There has been a lot of talk in the last week about high prices for medications. But before allowing the smoke and mirrors of the modern media, politicians, insurance companies, and manufacturers to completely cloud the issue; consider a tag line I see more and more at the end of direct to consumer medication advertising. “If you take certain Company A medicines, and you cannot afford them, you may be surprised to learn that Company A may be able to help.”
Before we go off to blame the playa, perhaps we should consider the game.
Playa 1 – The patient. I am a man of a certain age. An age best characterized by Billy Crystal as “peeing in Morse Code.” And I have found solace in the healthcare system, specifically in medication. The brand name version of this solace is about $400/month while its generic competitor is $120/month.
As a single consumer those prices are not negotiable – so I decided to join a buying cooperative, you know like BJ’s or Sam’s Club. You know them as Part D Medicare prescription drug plans, but nearly all health coverage includes some degree of medication coverage. I pay $45/month to be in the buyer’s club; again for those of you with health insurance of other types you spend a similar amount although it is not broken out or itemized in your premiums.
Now my generic drug cost consists of a co-payment of $11 and for the branded version a $300 co-payment. I am taking some fictional liberties at this point because the reality is that branded version is not available on the formulary at all. So for me, the choice is branded ($300+$45=$345) or generic ($11+$45=$56). The generic works as well as the branded, at least for me, so I go with the generic.
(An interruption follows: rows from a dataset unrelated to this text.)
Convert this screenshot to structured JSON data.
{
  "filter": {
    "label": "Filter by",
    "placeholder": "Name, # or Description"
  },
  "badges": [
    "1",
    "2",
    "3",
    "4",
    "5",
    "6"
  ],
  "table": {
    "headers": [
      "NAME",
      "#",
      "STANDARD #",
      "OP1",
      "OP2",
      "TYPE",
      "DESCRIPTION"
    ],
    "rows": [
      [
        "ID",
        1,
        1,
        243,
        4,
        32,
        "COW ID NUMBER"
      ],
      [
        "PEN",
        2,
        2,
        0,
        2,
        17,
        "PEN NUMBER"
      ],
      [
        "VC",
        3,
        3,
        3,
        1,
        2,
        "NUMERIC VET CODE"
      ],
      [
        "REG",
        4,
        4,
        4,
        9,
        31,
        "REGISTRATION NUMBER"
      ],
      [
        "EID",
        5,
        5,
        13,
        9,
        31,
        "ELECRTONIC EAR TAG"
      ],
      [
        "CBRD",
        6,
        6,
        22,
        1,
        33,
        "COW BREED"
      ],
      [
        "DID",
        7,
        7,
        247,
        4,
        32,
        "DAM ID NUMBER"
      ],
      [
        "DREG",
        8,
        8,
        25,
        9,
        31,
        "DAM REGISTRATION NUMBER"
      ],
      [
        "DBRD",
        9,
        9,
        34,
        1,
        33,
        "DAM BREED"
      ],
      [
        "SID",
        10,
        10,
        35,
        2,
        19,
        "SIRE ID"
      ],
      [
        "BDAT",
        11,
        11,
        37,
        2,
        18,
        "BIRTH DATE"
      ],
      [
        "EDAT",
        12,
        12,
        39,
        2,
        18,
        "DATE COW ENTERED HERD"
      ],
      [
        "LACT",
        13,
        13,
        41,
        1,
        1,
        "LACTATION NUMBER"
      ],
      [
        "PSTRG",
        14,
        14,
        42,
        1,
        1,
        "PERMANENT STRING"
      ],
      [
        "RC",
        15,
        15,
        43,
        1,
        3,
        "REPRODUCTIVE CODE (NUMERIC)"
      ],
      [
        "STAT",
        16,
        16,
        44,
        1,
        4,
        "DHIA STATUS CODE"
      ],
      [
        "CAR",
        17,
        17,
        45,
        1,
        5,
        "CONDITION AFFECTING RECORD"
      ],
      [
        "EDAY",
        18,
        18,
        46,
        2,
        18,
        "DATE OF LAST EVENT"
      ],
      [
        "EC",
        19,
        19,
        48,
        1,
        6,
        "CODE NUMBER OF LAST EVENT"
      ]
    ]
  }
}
Playa 2 – The buyer’s club The buyer’s club is, in reality, an insurance specific formulary of medications with varying co-payments (from nothing to a few hundred dollars) organized by a pharmacy benefits manager or PBM. They have lots of patients (they call them beneficiaries) who want the same drug and can leverage that volume to get discounts.
- The amount of those discounts is their propriety secret
- Discounts are based upon list prices – and this is critical
- They use this information to determine both the monthly premium to belong to the club and the copayment associated with the medication
- They earn enough to pay for the drugs and their salaries
So let’s make us some number so you can understand the game. They buy the generic medication for $10 and the branded version for $325. So if I purchase the generic they spend $10 for the $56 I gave them – they have a profit to use for salaries and other administrative costs of $46. If I get the branded version, their $325 cost is deducted from my $345 payment leaving a profit of $20. They like the profit from the generic much better than the branded version, and so they set the co-payment as high as they believe I will tolerate.
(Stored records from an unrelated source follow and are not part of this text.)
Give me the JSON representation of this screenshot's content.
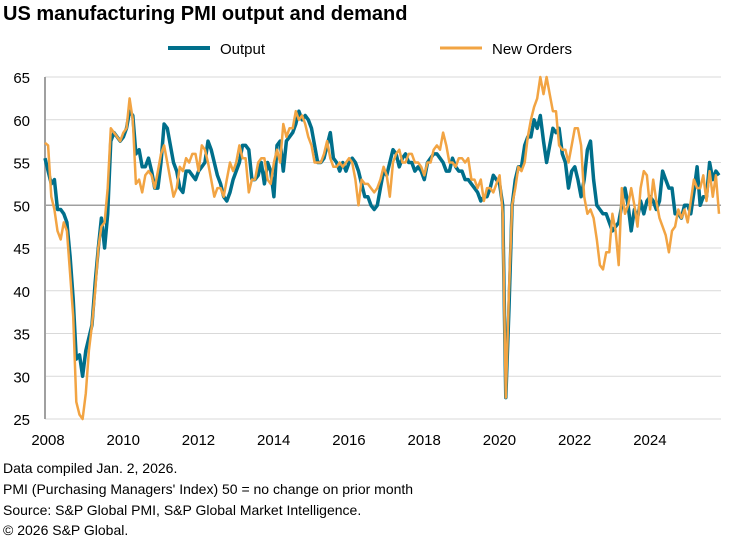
{
  "chart_data": {
    "type": "line",
    "title": "US manufacturing PMI output and demand",
    "x_start": "2008-01",
    "x_end": "2025-12",
    "frequency": "monthly",
    "x_ticks": [
      "2008",
      "2010",
      "2012",
      "2014",
      "2016",
      "2018",
      "2020",
      "2022",
      "2024"
    ],
    "y_ticks": [
      25,
      30,
      35,
      40,
      45,
      50,
      55,
      60,
      65
    ],
    "ylim": [
      25,
      65
    ],
    "reference_line": 50,
    "grid": true,
    "legend": "top",
    "series": [
      {
        "name": "Output",
        "color": "#006F8B",
        "values": [
          55.5,
          54,
          52.5,
          53,
          49.5,
          49.5,
          49,
          48,
          44,
          39,
          32,
          32.5,
          30,
          33,
          34.5,
          36,
          41,
          45,
          48.5,
          45,
          49,
          57.5,
          58.5,
          58,
          57.5,
          58,
          59,
          61,
          60.5,
          56,
          56.5,
          54.5,
          54.5,
          55.5,
          54,
          52,
          52,
          55,
          59.5,
          59,
          57,
          55,
          54,
          52,
          51.5,
          54,
          54,
          53.5,
          53,
          54,
          54.5,
          55,
          57.5,
          56.5,
          55,
          53.5,
          52.5,
          51,
          50.5,
          51.5,
          53,
          54,
          55,
          57,
          57,
          56.5,
          53,
          53,
          53.5,
          55,
          52.5,
          55,
          54,
          51,
          57,
          57.5,
          54,
          57.5,
          58,
          58.5,
          59.5,
          61,
          60,
          60.5,
          60,
          59,
          57,
          55,
          55,
          55.5,
          57,
          58.5,
          55.5,
          55,
          54,
          55,
          54,
          55,
          55.5,
          55,
          54,
          52.5,
          51,
          51,
          50,
          49.5,
          50,
          52,
          54,
          53.5,
          55,
          56.5,
          56,
          54.5,
          55.5,
          56,
          55,
          55,
          54,
          54.5,
          54,
          53,
          55,
          55.5,
          56,
          56,
          55.5,
          55,
          54,
          54,
          55.5,
          54.5,
          54,
          54,
          53,
          53,
          52.5,
          52,
          51.5,
          50.5,
          51,
          51,
          52,
          53.5,
          53,
          52.5,
          50,
          27.5,
          38,
          50,
          53,
          54.5,
          54.5,
          57,
          58,
          58,
          60,
          59,
          60.5,
          57.5,
          55,
          57,
          59,
          58.5,
          59,
          56,
          55,
          52,
          54,
          54.5,
          53,
          51,
          53,
          56.5,
          57.5,
          53,
          50,
          49.5,
          49,
          49,
          48,
          47,
          47.5,
          48,
          50,
          52,
          50,
          47,
          49.5,
          48.5,
          50.5,
          49,
          50.5,
          51,
          50.5,
          49.5,
          50.5,
          54,
          53,
          52,
          52,
          49,
          49,
          48.5,
          50,
          50,
          49,
          51.5,
          54.5,
          50,
          51,
          51,
          55,
          53,
          54,
          53.5
        ]
      },
      {
        "name": "New Orders",
        "color": "#F2A443",
        "values": [
          57.3,
          57,
          51,
          49.5,
          47,
          46,
          48,
          47,
          42,
          37,
          27,
          25.5,
          25,
          28,
          33,
          36,
          40,
          45,
          47.5,
          48,
          52,
          59,
          58.5,
          58,
          57.5,
          58.5,
          59,
          62.5,
          60,
          52.5,
          53,
          51.5,
          53.5,
          54,
          53.5,
          52,
          54,
          56,
          57,
          55,
          53,
          51,
          52,
          54.5,
          54,
          55.5,
          55,
          56,
          56,
          54,
          57,
          56.5,
          55,
          53,
          51,
          52,
          52,
          51,
          53,
          55,
          54,
          55,
          57,
          55.5,
          55.5,
          51.5,
          53,
          53,
          55,
          55.5,
          55.5,
          53,
          52.5,
          55,
          56.5,
          55,
          59.5,
          58,
          59,
          59,
          61,
          60,
          60.5,
          59.5,
          58,
          57,
          55,
          55,
          55,
          56,
          57.5,
          55.5,
          54.5,
          54.5,
          55,
          54.5,
          55,
          55.5,
          55,
          53,
          50,
          53,
          52.5,
          52.5,
          52,
          51.5,
          52,
          53,
          54.5,
          53.5,
          51,
          55,
          56,
          56.5,
          55,
          55,
          56,
          56,
          55,
          55,
          54.5,
          53.5,
          55,
          55,
          56.5,
          57,
          56.5,
          58.5,
          57,
          55,
          55,
          54.5,
          55.5,
          55.5,
          55,
          55.5,
          53,
          53,
          52,
          53,
          50.5,
          52,
          52,
          51.5,
          52.5,
          53.5,
          49,
          27.5,
          40,
          50,
          52,
          54.5,
          54,
          55,
          58,
          60,
          61.5,
          62.5,
          65,
          63,
          65,
          63,
          61,
          61,
          57,
          56.5,
          56.5,
          55,
          57,
          59,
          59,
          57,
          51,
          49,
          49.5,
          48.5,
          46,
          43,
          42.5,
          44.5,
          44.5,
          49,
          47,
          43,
          52,
          49,
          50,
          52,
          50,
          47.5,
          52,
          54,
          53.5,
          49.5,
          53,
          50.5,
          48.5,
          47.5,
          46.5,
          44.5,
          47,
          47.5,
          49.5,
          48.5,
          49.5,
          48,
          50.5,
          53,
          52,
          52,
          53.5,
          50.5,
          54,
          51,
          53.5,
          49
        ]
      }
    ]
  },
  "footnotes": [
    "Data compiled Jan. 2, 2026.",
    "PMI (Purchasing Managers' Index) 50 = no change on prior month",
    "Source: S&P Global PMI, S&P Global Market Intelligence.",
    "© 2026 S&P Global."
  ]
}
Economists call these co-payments “skin in the game”, meaning I have a financial interest in my medication choices – and that’s okay, but since I am unaware of the amount the buyer’s club is getting as the intermediary, other “skin” is not in the game. The high co-payment nudges work and as a result, let us say that only 20 people out of the 100 needing the medication opt for the branded version.
Playa 3 – the medication manufacturer We often call these people Big Pharma when we are speaking about branded drugs, but in truth, the generic manufacturers are part of Big Pharma too. But the branded manufacturer sees that they lost 80% of their potential volume because of the buyer’s club. How can they get those people back? And here is where Company A’s "help" comes, in the form of a coupon. Company A, the maker of the branded medication offers to “pay” a portion of my copayment to equalize the discrepancy between the $300 for their product and the $11 for the generic. They offer to pay $289 meaning that I can now get the branded medication for the same cost as the generic (my new $11 copayment after their coupon + $45 premium = $56). They, in turn, sell more of their product to the buyer’s club – admittedly at an even great discount ($325 - $289 = $36) But $36 is infinitely larger than the $0 they were getting before.
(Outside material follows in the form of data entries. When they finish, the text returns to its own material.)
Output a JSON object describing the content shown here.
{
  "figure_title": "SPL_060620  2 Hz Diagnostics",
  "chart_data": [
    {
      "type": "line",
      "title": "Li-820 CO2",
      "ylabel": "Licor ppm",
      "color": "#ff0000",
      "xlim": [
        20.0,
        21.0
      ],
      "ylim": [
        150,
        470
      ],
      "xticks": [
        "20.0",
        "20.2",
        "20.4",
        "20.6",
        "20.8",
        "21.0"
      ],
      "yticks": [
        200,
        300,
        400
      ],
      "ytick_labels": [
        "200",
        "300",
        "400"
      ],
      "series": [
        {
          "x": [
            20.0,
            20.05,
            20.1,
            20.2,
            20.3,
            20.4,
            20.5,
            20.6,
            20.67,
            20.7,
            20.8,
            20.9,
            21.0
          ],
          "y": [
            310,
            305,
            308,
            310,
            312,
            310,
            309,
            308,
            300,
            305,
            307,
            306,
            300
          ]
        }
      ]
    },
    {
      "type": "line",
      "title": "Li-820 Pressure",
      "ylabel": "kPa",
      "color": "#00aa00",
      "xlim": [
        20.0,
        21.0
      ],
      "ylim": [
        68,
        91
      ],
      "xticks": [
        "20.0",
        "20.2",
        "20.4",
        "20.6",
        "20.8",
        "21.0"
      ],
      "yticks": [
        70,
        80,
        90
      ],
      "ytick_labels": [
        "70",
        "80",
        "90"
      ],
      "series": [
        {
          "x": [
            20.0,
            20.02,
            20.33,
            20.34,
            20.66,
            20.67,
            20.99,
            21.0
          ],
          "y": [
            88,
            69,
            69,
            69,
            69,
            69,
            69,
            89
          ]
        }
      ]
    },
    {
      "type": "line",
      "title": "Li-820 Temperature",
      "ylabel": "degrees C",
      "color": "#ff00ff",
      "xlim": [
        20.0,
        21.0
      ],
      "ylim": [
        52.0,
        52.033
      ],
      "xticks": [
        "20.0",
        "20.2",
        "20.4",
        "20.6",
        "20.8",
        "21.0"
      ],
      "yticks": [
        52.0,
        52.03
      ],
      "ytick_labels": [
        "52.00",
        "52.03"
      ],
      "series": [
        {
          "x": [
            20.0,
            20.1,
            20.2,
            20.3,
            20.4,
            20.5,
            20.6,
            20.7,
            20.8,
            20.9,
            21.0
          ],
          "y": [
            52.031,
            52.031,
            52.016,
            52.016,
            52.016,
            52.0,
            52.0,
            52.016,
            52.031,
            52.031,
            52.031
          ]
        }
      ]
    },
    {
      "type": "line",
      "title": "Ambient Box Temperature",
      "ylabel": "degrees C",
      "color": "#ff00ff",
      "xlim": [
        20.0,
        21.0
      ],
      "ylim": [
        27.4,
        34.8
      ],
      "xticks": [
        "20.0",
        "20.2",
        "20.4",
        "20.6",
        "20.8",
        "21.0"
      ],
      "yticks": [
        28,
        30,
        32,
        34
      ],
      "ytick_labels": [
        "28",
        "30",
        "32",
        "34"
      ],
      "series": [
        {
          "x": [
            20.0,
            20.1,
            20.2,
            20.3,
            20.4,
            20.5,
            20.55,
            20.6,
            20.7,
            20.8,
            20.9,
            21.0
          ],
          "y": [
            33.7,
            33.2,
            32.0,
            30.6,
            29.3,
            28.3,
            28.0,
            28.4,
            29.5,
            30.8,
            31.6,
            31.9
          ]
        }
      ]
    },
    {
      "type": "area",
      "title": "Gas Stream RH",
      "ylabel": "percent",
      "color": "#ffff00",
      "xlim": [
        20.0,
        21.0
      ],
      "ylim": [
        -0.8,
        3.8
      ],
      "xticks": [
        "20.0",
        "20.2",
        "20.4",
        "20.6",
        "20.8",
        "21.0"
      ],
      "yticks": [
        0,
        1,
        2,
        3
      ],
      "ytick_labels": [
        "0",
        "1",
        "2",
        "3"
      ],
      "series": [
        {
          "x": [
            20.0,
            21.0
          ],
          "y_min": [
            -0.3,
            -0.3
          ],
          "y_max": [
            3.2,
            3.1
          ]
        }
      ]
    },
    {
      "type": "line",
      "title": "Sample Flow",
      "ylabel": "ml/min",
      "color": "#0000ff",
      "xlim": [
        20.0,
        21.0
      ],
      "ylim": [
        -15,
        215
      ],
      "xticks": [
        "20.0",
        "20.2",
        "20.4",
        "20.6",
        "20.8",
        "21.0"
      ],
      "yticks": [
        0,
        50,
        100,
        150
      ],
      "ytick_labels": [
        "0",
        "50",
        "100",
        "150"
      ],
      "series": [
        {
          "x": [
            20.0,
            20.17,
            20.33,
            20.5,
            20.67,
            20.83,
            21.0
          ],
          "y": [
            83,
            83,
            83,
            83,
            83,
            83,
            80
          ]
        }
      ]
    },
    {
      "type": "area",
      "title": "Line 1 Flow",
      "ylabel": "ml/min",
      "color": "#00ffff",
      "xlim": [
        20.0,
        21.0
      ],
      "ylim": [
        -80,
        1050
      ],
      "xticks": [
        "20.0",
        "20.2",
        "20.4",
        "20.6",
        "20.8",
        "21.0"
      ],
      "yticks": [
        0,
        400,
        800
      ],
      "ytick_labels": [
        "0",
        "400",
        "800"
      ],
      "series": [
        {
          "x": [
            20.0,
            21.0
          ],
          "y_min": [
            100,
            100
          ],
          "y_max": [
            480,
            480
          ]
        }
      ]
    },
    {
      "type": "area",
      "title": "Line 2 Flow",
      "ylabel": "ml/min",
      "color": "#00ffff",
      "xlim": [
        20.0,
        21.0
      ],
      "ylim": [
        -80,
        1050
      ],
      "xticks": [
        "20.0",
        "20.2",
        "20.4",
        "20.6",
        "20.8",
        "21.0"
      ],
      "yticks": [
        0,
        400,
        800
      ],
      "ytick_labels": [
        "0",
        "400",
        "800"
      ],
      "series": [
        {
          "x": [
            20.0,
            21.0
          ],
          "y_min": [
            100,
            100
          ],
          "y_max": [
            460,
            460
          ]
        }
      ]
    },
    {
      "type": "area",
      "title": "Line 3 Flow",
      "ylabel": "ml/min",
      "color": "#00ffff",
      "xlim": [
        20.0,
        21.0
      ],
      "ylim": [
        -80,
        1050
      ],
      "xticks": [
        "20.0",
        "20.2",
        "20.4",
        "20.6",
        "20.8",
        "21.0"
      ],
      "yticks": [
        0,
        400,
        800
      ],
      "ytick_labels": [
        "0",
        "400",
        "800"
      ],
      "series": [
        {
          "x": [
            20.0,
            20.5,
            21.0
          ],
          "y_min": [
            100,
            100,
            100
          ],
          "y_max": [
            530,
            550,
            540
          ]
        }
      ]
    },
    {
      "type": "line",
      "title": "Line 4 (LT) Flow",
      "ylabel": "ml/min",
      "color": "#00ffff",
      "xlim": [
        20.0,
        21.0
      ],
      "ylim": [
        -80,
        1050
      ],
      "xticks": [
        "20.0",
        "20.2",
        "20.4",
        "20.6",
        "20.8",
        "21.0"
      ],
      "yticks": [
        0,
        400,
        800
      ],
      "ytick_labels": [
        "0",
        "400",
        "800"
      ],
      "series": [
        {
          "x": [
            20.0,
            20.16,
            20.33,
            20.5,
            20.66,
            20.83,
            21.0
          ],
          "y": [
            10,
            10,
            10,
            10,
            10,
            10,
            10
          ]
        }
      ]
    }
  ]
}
Only the PBM of the buyer’s club is unhappy because they are out that money, now my $45 premium yields them only $9. The game is simple, for a given amount of money, who takes the larger share, the buyer’s club or the manufacturer? And the initial set point is the medication's list price. If they are unnecessarily high, they allow more room for a discount, more space for shifting expenses. Neither one of them are spending anything in these transactions: my discount from insurance is not based on real dollars, the coupon I get from the manufacturer is not based on real dollars either.
Here is a critical concept you must always remember in the discussions of health care costs.
- We pay for all of our care – through taxes, insurances, discounts, and coupons. The American public, not the government, not the insurance companies and not the manufacturers of devices or medications, pay for all of our care.
And one last thought. Other healthcare providers have recognized how to shifting revenue. In the recent weeks, there have been several articles detailing how dialysis companies are making insurance payments on behalf of their patients so that they continue to receive private insurance with their higher rates for dialysis coverage than to let them be transferred to Medicare or Medicaid with their significantly lower payments.
It is the same shell game, just a different audience. Congress designs this game, requiring Medicare to work with list prices and protecting the secrecy, lack of transparency for the manufacturers and insurance companies from the true payers – the American people. So who you are gonna blame, the playas or the play?